I used this xorg.conf

Section "Module"
    Load "modesetting"
EndSection

Section "Device"
    Identifier "Device0"
    Driver     "nvidia"
    BusID      "PCI:25:0:0"
    Option     "AllowEmptyInitialConfiguration"
    Option     "AllowExternalGpus" "True"
EndSection

nvidia-settings also shows me the card infos and Displays.
But it is very slow. I think it doesn’t use the GPU for 3D, only for display. What can I do?
nvidia-bug-report.log (1.0 MB)

Your suspicion is correct, the glx driver is not found:

Failed to load module "glxserver_nvidia"

You need to set the path to it, e.g. in a “Section Files” with
ModulePath “/usr/lib/nvidia/xorg”
ModulePath “/usr/lib/xorg/modules”

1 Like

Yes that works.

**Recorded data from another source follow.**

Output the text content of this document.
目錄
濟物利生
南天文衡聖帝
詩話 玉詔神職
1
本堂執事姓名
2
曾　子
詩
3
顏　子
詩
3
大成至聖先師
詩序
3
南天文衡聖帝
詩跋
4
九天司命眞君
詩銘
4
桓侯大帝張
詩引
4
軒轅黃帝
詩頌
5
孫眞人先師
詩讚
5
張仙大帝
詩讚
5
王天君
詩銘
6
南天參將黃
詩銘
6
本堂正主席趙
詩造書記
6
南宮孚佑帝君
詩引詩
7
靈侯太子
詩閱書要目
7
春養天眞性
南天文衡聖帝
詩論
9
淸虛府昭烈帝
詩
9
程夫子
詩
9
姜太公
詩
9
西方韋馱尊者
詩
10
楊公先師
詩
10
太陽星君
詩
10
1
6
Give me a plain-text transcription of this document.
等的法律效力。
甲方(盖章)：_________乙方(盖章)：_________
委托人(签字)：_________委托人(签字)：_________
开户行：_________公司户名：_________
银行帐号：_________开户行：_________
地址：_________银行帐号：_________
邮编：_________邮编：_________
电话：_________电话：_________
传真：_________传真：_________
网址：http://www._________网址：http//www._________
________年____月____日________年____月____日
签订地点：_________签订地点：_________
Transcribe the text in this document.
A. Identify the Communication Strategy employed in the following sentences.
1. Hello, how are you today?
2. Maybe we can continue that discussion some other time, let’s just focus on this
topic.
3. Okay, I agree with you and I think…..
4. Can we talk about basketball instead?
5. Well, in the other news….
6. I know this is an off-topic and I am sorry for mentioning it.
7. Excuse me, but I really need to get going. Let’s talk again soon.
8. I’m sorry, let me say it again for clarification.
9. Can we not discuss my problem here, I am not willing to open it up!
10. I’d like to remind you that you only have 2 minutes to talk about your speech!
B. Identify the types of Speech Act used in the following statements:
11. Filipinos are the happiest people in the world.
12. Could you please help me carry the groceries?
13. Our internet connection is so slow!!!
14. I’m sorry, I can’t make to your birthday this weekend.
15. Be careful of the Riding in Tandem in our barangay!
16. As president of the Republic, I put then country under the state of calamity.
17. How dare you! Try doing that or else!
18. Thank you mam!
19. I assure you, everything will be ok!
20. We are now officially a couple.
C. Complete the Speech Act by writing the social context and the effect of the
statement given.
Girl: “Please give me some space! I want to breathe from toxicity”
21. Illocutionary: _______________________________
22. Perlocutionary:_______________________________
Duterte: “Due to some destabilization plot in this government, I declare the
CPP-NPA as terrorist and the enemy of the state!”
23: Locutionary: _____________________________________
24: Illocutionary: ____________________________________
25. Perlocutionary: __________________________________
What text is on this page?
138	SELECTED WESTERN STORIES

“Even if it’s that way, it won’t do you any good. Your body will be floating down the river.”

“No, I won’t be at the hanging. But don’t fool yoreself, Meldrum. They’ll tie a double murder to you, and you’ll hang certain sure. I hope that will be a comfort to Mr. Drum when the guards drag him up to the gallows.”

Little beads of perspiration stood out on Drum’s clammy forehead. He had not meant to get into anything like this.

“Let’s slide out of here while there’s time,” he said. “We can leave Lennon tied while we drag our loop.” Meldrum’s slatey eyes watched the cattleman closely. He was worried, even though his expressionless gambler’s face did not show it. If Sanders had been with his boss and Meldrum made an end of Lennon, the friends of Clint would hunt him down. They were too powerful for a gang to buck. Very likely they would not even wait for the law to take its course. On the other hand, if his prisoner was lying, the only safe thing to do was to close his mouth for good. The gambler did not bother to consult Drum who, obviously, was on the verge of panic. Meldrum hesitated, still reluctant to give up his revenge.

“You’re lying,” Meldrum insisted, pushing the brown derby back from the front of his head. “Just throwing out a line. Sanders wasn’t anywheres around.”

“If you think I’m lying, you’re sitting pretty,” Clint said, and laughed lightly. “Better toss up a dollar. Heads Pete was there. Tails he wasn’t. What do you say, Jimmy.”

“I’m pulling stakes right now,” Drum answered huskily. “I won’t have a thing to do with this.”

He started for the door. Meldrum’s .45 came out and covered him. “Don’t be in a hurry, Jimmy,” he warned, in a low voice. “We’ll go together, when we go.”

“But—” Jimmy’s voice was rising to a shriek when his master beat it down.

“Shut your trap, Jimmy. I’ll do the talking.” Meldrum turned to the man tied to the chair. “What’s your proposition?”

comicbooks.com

Great.

One small problem left.

OpenGL now use the nvidia, but vulkan use it only with the parameter “__NV_PRIME_RENDER_OFFLOAD=1 ”

glxinfo | grep vendor                                                                                                                                  
server glx vendor string: NVIDIA Corporation
client glx vendor string: NVIDIA Corporation
OpenGL vendor string: NVIDIA Corporation
vkcube                                                                                                                                                     
WARNING: radv is not a conformant Vulkan implementation, testing use only.
WARNING: radv is not a conformant Vulkan implementation, testing use only.
Selected GPU 0: AMD RADV TAHITI, type: 2
__NV_PRIME_RENDER_OFFLOAD=1 vkcube                                                                                                                  
WARNING: radv is not a conformant Vulkan implementation, testing use only.
WARNING: radv is not a conformant Vulkan implementation, testing use only.
Selected GPU 0: NVIDIA GeForce GTX 1050 Ti, type: 2

How I can set this to automatcially use vulkan by the nvidia card?

And is it possible to optimize something? Some tipps?

Seems this is some shortcoming of Vulkan, from the render offload page:

Vulkan applications use the Vulkan API to enumerate the GPUs in the system and select which GPU to use; most Vulkan applications will use the first GPU reported by Vulkan.

You could use
export __NV_PRIME_RENDER_OFFLOAD=1
in your system/user profile.

Yes I will try that. But otherwise, it works now as it should.
Many thanks.